Paul Allen spent his billions on sports teams, startups, and much more — before passing away after a battle with cancer
Paul Allen, the other Microsoft cofounder, passed away in October 2018 after a battle with cancer.
After Bill Gates, Allen was the most famous guy in the group. He was the 44th richest person in the world according to Forbes. He owned the Portland Trailblazers, the Seattle Seahawks, one of the biggest yachts in the world, and much more. Plus, he was a major philanthropist, giving away billions to charitable causes.
Bob O'Rear went on to be a cattle rancher
Bob O'Rear was one of the oldest employees at Microsoft. He was at NASA in Mission Control when we landed on the moon. At Microsoft he was a chief mathematician, and he's credited with reworking code in DOS and getting it onto IBM PCs. He left the company in 1993, moved back to his home state of Texas, and got into cattle ranching.
Bob Greenberg left Microsoft, then worked on the Cabbage Patch Kids
Bob Greenberg was the guy who won a radio call-in contest to get the photo. He left Microsoft in 1981, after helping the company develop a new version of the programming language BASIC. He went on to help his family's company, Coleco, develop the Cabbage Patch Kid dolls, which became a huge hit. As of 2008, he's said to have been working on golf course software.

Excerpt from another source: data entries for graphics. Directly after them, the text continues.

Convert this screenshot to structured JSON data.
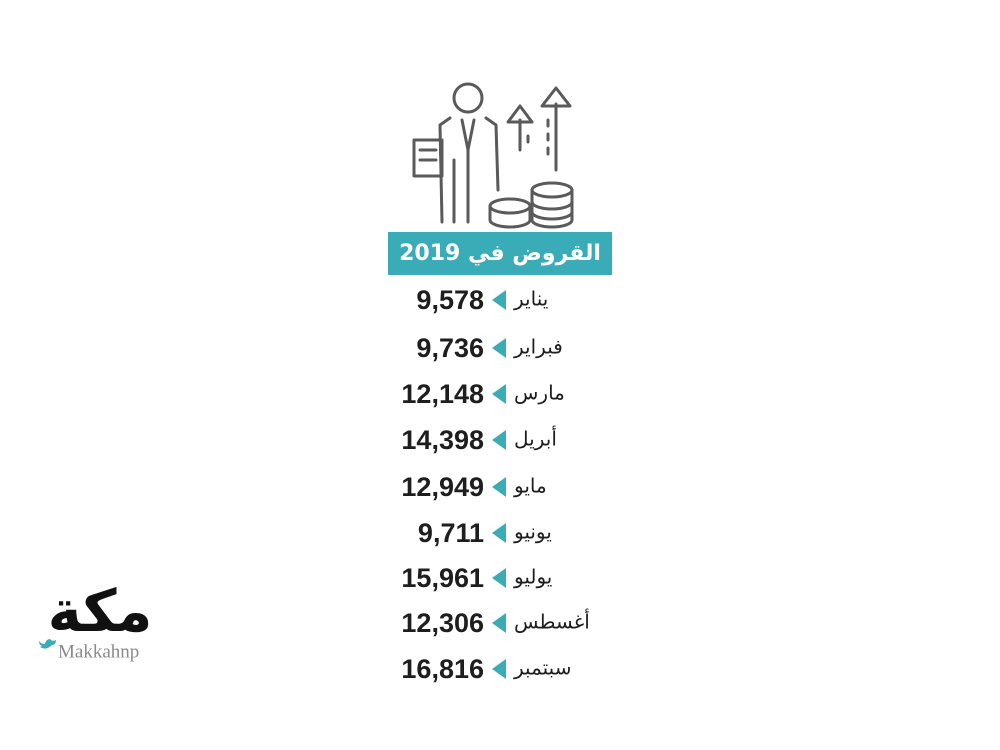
{
  "title": "القروض في 2019",
  "rows": [
    {
      "month": "يناير",
      "value": "9,578"
    },
    {
      "month": "فبراير",
      "value": "9,736"
    },
    {
      "month": "مارس",
      "value": "12,148"
    },
    {
      "month": "أبريل",
      "value": "14,398"
    },
    {
      "month": "مايو",
      "value": "12,949"
    },
    {
      "month": "يونيو",
      "value": "9,711"
    },
    {
      "month": "يوليو",
      "value": "15,961"
    },
    {
      "month": "أغسطس",
      "value": "12,306"
    },
    {
      "month": "سبتمبر",
      "value": "16,816"
    }
  ],
  "logo": {
    "name": "مكة",
    "handle": "Makkahnp"
  }
}
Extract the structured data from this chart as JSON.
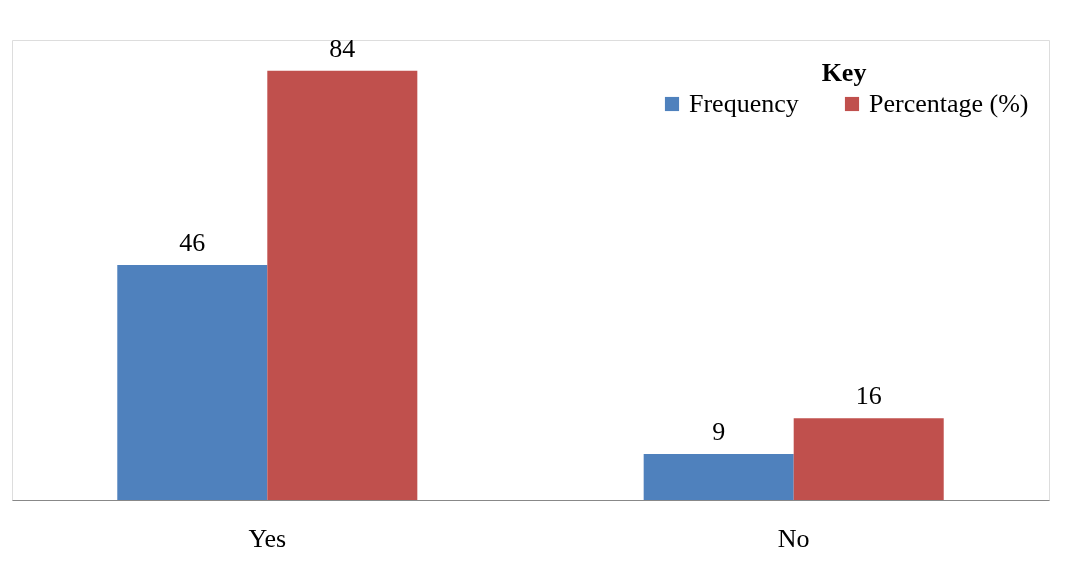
{
  "chart_data": {
    "type": "bar",
    "categories": [
      "Yes",
      "No"
    ],
    "series": [
      {
        "name": "Frequency",
        "color": "#4f81bd",
        "values": [
          46,
          9
        ]
      },
      {
        "name": "Percentage (%)",
        "color": "#c0504d",
        "values": [
          84,
          16
        ]
      }
    ],
    "legend_title": "Key",
    "legend": "top right",
    "data_labels": true,
    "grid": false
  }
}
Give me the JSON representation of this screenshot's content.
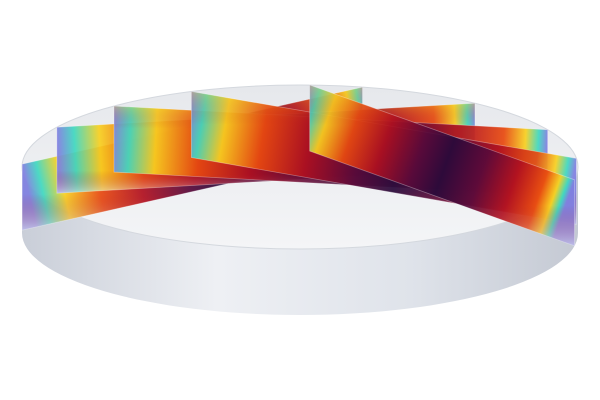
{
  "scene": {
    "object": "cylinder-with-slices",
    "slice_count": 5,
    "colormap": [
      "#2a0a3a",
      "#5a0a3a",
      "#b01020",
      "#e84a10",
      "#f8d020",
      "#40d8c0",
      "#8080e0"
    ],
    "cylinder_color": "#e4e8ee",
    "background": "#ffffff"
  }
}
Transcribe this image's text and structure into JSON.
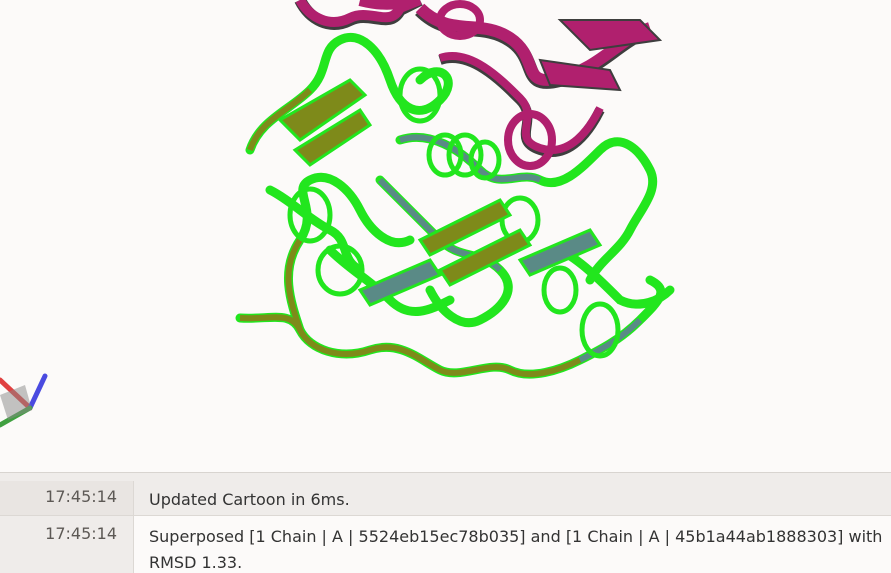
{
  "viewer": {
    "colors": {
      "background": "#fcfaf9",
      "chain_a_highlight": "#22e61e",
      "chain_a_helix": "#7e8a1a",
      "chain_a_sheet": "#5a8a86",
      "chain_b": "#b0206e",
      "chain_b_shadow": "#3e3e3e"
    }
  },
  "log": {
    "entries": [
      {
        "time": "17:45:14",
        "message": "Updated Cartoon in 6ms."
      },
      {
        "time": "17:45:14",
        "message": "Superposed [1 Chain | A | 5524eb15ec78b035] and [1 Chain | A | 45b1a44ab1888303] with RMSD 1.33."
      }
    ]
  }
}
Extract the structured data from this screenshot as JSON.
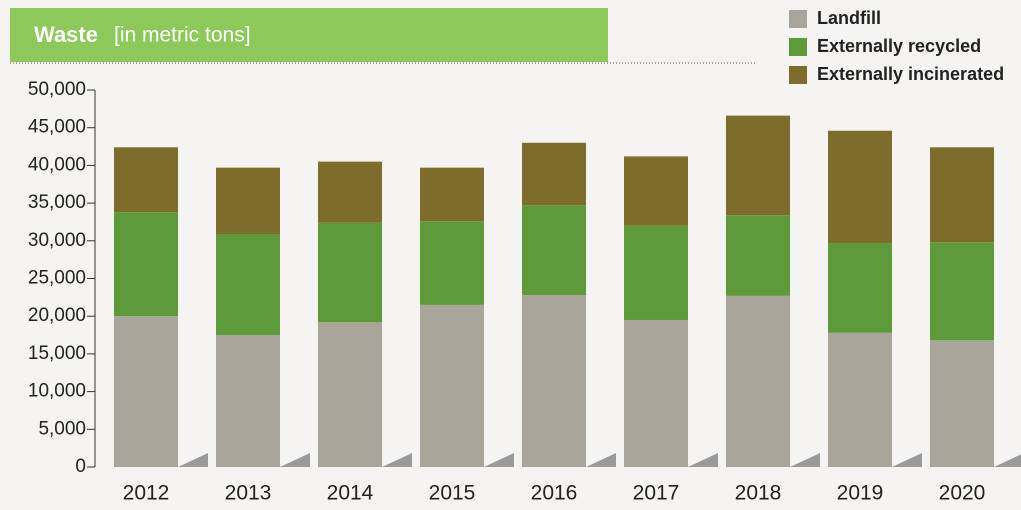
{
  "chart_data": {
    "type": "stacked_bar",
    "title": "Waste",
    "subtitle": "[in metric tons]",
    "categories": [
      "2012",
      "2013",
      "2014",
      "2015",
      "2016",
      "2017",
      "2018",
      "2019",
      "2020"
    ],
    "series": [
      {
        "name": "Landfill",
        "color": "#a9a59a",
        "values": [
          20000,
          17500,
          19200,
          21500,
          22800,
          19500,
          22700,
          17800,
          16800
        ]
      },
      {
        "name": "Externally recycled",
        "color": "#5f9a3a",
        "values": [
          13800,
          13400,
          13200,
          11100,
          11900,
          12500,
          10700,
          11900,
          13000
        ]
      },
      {
        "name": "Externally incinerated",
        "color": "#7d6c2c",
        "values": [
          8600,
          8800,
          8100,
          7100,
          8300,
          9200,
          13200,
          14900,
          12600
        ]
      }
    ],
    "ylim": [
      0,
      50000
    ],
    "yticks": [
      0,
      {
        "value": 5000,
        "label": "5,000"
      },
      {
        "value": 10000,
        "label": "10,000"
      },
      {
        "value": 15000,
        "label": "15,000"
      },
      {
        "value": 20000,
        "label": "20,000"
      },
      {
        "value": 25000,
        "label": "25,000"
      },
      {
        "value": 30000,
        "label": "30,000"
      },
      {
        "value": 35000,
        "label": "35,000"
      },
      {
        "value": 40000,
        "label": "40,000"
      },
      {
        "value": 45000,
        "label": "45,000"
      },
      {
        "value": 50000,
        "label": "50,000"
      }
    ],
    "legend": "top-right"
  }
}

Marc McDonald left Microsoft because it was getting big, but ended up back at the company anyway
Marc McDonald was the first salaried employee. He left in 1984 because he didn't like how big the company was getting. After leaving Microsoft, he went to another Paul Allen-led company, Asymetrix. He then went to the Seattle software company Design Intelligence, which was acquired by Microsoft in 2000 - so he ended up back at Microsoft. In 2011, he left Microsoft for the second time, and worked at advertising startup PaperG until 2016.
Gordon Letwin stayed with Microsoft longer than anyone other than Bill Gates
Gordon Letwin was with the company until 1993, the second-longest run of all the employees pictured. (Gates is first.) He was a programmer at Microsoft, and he quit when he wanted a break from the grind of the company. He was a millionaire by the time he left Microsoft. Now Letwin has a ranch in Arizona and runs the environmental charity Wilburforce Foundation with his wife, Rose.
Steve Wood went on to become a serial entrepreneur
Steve Wood is the husband of Maria Wood, also in this photo, who eventually left Microsoft and sued it over sex discrimination. Steve left in 1980, but worked with Paul Allen on a few companies afterward - including web development company Starwave, which was ultimately sold to Disney.
Bob Wallace was a fan of researching psychedelic drugs and founded a software company after Microsoft
It seems Bob Wallace was one of the most far-out early Microsoft employees. He spent time and money researching psychedelic drugs after leaving the company. He also founded a software company called Quicksoft. He died in 2002 from pneumonia.
Jim Lane went on to create his own software company
Jim Lane was a project manager who left in 1985. Legend has it that he announced his departure by saying that Microsoft "beat the enthusiasm out of me." He went on to start his own software company. At Microsoft, he helped create the company's crucial partnership with Intel, which played a huge role in the company's ability to dominate the PC industry.
Here's one more look at the gang from 1978 ...
... and here's a photo of the group from 2008 that Microsoft recreated when Bill Gates was leaving the company.
Since then, Gates gave up the CEO job to Microsoft's 30th employee, Steve Ballmer, who joined in 1980. Ballmer turned the reins over to Satya Nadella in 2014. Of the original employees, only Gates is still at Microsoft, acting as a member of its board of directors and a technical advisor to Nadella.
On a final note, Bill Gates seems to enjoy recreating pictures — like this 2016 recreation of his 1973 high school yearbook photo, perfect down to the sneakers.